Second, I fear this could further push government to treat the Internet – or at least large Internet services – as the equivalent to cable television with legislated content mandates. The Canadian government is already racing to establish legal requirements to block content with Guilbeault going so far as to suggest that it could even include “hurtful” comments. In other words, the blocking requirements may well extend beyond unlawful content into what many are describing as “lawful but awful” content. Further, this incident points to the possibility of mandated carriage requirements as well. Much like cable television, could the government use the CRTC to require Facebook to feature links to Canadian content (and then pay for the privilege of linking to that content)?
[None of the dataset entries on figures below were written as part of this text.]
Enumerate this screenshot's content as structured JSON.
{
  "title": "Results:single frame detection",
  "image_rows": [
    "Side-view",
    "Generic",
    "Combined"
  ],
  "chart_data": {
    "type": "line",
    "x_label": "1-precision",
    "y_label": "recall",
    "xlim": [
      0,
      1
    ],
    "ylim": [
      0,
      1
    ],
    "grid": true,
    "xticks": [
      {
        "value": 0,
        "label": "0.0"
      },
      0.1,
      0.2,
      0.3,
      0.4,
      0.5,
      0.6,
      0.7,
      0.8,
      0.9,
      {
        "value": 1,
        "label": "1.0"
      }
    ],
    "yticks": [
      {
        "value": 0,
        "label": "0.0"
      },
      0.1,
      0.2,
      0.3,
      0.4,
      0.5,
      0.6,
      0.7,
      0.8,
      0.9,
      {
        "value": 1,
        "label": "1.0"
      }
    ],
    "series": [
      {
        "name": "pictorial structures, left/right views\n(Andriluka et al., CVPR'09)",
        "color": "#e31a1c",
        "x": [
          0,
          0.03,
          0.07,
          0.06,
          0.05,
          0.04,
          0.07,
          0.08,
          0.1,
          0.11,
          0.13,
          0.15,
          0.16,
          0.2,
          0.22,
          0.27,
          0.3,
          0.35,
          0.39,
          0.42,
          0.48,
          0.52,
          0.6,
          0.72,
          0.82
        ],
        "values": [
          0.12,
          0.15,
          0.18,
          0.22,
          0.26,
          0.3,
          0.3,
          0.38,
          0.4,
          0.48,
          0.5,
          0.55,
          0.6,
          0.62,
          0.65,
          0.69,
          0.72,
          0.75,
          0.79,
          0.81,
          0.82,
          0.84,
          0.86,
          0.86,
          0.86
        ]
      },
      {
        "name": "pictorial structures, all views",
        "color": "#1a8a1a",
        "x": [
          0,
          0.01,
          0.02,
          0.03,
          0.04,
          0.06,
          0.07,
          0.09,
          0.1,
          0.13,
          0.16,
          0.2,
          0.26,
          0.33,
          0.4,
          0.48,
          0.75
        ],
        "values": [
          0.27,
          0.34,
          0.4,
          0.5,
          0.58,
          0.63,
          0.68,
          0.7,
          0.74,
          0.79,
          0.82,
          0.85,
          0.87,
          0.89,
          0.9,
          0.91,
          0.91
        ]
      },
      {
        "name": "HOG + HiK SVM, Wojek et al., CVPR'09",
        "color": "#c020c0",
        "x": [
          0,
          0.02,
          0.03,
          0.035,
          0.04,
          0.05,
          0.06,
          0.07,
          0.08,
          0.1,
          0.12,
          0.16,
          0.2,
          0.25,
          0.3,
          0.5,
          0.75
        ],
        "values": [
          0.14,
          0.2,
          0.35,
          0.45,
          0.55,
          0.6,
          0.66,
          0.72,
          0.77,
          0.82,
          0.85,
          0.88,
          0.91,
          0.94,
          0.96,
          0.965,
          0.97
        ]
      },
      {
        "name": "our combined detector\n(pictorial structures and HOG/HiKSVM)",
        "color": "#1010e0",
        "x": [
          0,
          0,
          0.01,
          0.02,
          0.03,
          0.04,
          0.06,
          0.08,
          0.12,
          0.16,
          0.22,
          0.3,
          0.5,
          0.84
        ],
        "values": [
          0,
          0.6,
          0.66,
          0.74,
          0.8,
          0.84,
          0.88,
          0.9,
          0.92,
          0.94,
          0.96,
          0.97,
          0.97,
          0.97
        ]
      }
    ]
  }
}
In an escalating battle between governments and the Internet companies, it seems like a distinct possibility.
Third, this incident provides an important reminder that independent and smaller media will bear the biggest brunt of these policies. The reality is that the Australian battle really pits Facebook against Rupert Murdoch’s media empire. In other words, giant vs. giant. In Canada, the large media companies such as Postmedia and Torstar are the most vocal lobbyists on this issue, but smaller, independent media have already indicated that they do not support the News Media Canada lobbying campaign and want the benefit of links from social media services.
Guilbeault has seemingly been relishing the chance to battle the “web giants.” This week he even indicated that market-based solutions were unacceptable, warning that companies could change their minds years later. That will be news to Canadian services such as Village Media, which has already reached agreement with Google as part of its Showcase product. The larger ones are holding off striking deals, presumably on the basis that they hope that Guilbeault will legislate a better deal. But if the government follows through with its legislated plans, it could create enormous harm for independent Canadian media.
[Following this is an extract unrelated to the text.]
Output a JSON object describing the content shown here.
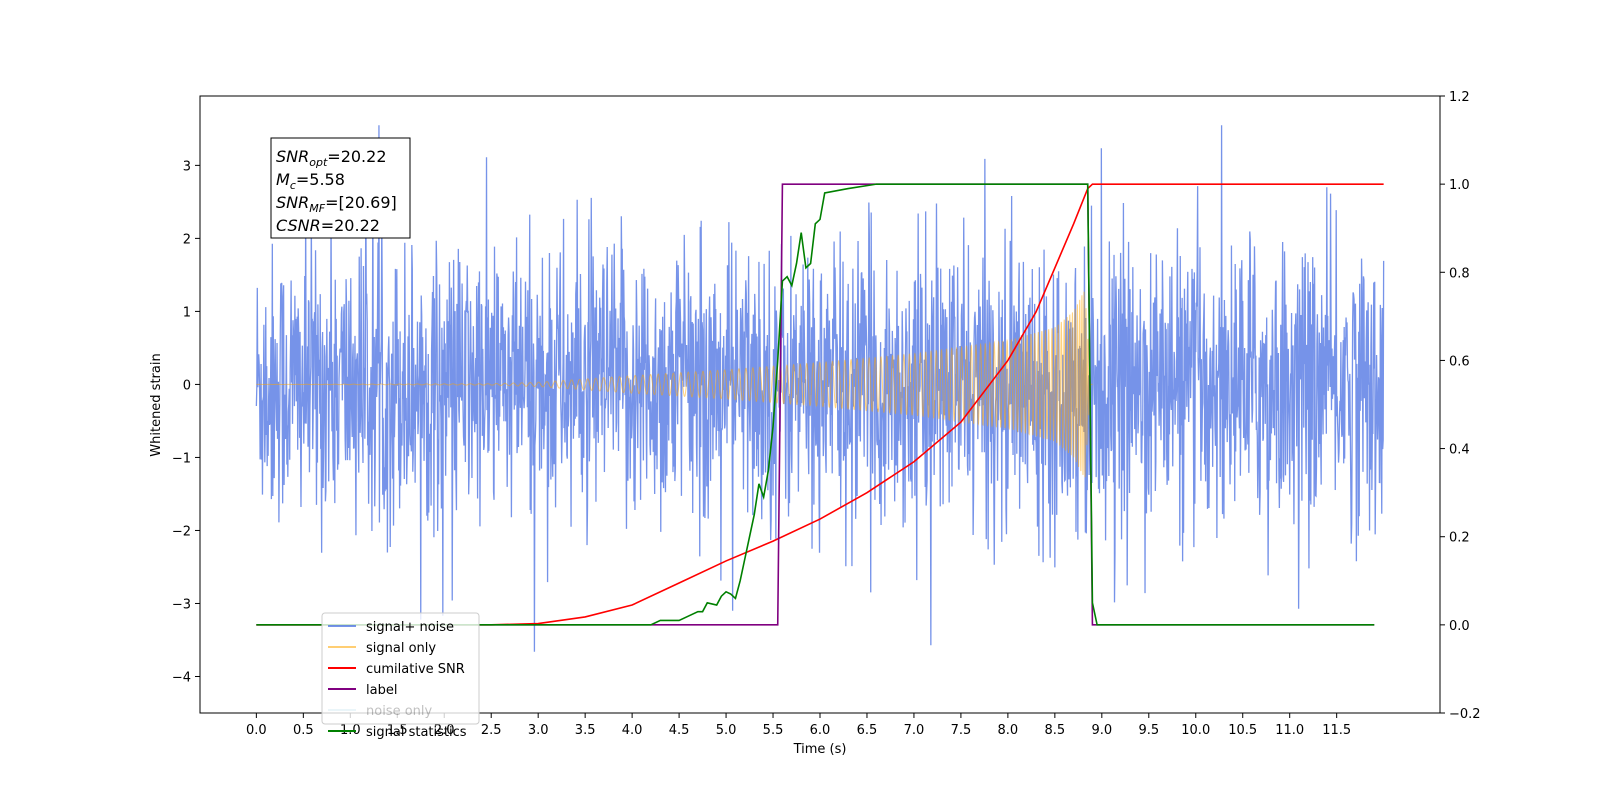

It is remarkable to see a government minister suggest that Canada needs to legislate licences for linking because an Internet company might not voluntarily enter into a licence agreement sometime in the future. That kind of “government knows best” may seem like a political winner today, but as this week’s events remind us, it also brings the prospect of content over-blocking, harm to independent media, and Canadians losing access to services they value because a government prioritized scoring political points over good policy.